I know my mom isn’t a checkout candy isle kind of person. She doesn’t care about any of THIS candy. She likes Circus peanuts. They’re bright orange and shaped like a tictac, but big, chewy like foam and turn to crunchy sugar when they finally melt in your mouth. I like to go to Ben Franklin, the 5 and dime and spend 10 cents on lemon heads, cherry Chans or really candy cigarettes are my favorite. I can fill my pockets using my birthday money and they last a long time. But today, I see the row of tictacs, remember the yummy vanilla taste of the coating before you get to the almost too spicy pepper mint, and without thinking, I reach out. Suddenly, the box of white tictacs are in my hand and I’m looking around to see if their maraca sound has been heard by anyone else. It hasn’t.
The tiny tictacs are now pressed up against my belly, the cart I sit in is feeling tighter and tighter, and I’m waiting for my mom to finish with the grocery lady. I’m extra quiet, but no one seems to notice. I’m worried. These tictacs, that tempted me into immediate regret, are in my hand now, and I suddenly freeze realizing I have an issue. I don’t know how to steal. I don’t even have pockets in these shorts! Uhhhh. I wanna go back to being the little girl who had never taken tictacs. Back to that moment just before… I hear the words grandpa Elmer says, with that sweet voice and loving smile, before we go into any store. “Look don’t touch”. I wish I was shopping with him today. He would have reminded me to steer my hands clear this misery. If only I was sitting on grandpa’s lap now the smell of the pipe warming the air while we sit in his favorite chair, instead of this stupid cart. But I’m not there, I’m here. My mom is done with the lady and pushing the cart with me in it outside. Sweating, but still holding on to hope, I’m watching as she puts the groceries in the car. Now it’s my turn. She reaches out to lift me from the cart. I stay silent and motionless. She reaches again with a look on her face that says it’s time to go! My mind is racing and still can’t move, but I know I’m caught. I slowly turn over my hands and with the stolen mints out in the open my mom’s face goes from confused to mad as she takes in what I have done.

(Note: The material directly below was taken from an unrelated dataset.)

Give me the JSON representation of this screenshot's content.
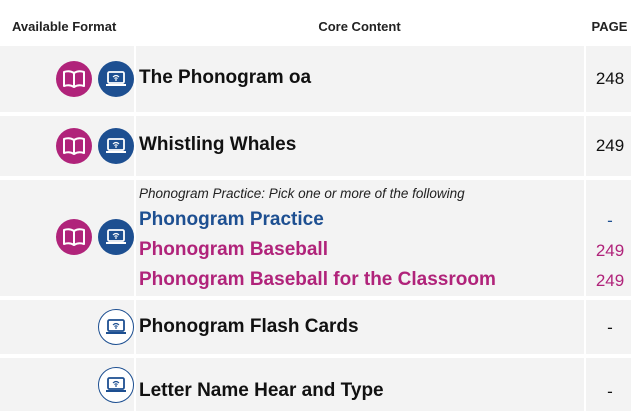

Within seconds, she pulls me out of the cart, grabs me by the hand and marches me right back into the store saying something like “You’re gonna tell that grocery lady what you did.” I can’t stop crying. I feel like I’m drowning in all of that regret leaving my eyes, soaking my face and breaking my heart. We walk back into the store and shyness washes over me. Through the tears, I look up and hand the tictacs to the woman behind the counter who looks more like a giant than a person now. I’m prompted. “Are you sorry?” I shake my head yes. Will you do it again? I shake my head no. She accepts the tictacs, without calling the police to take me to jail and value instilled, my mom takes me home.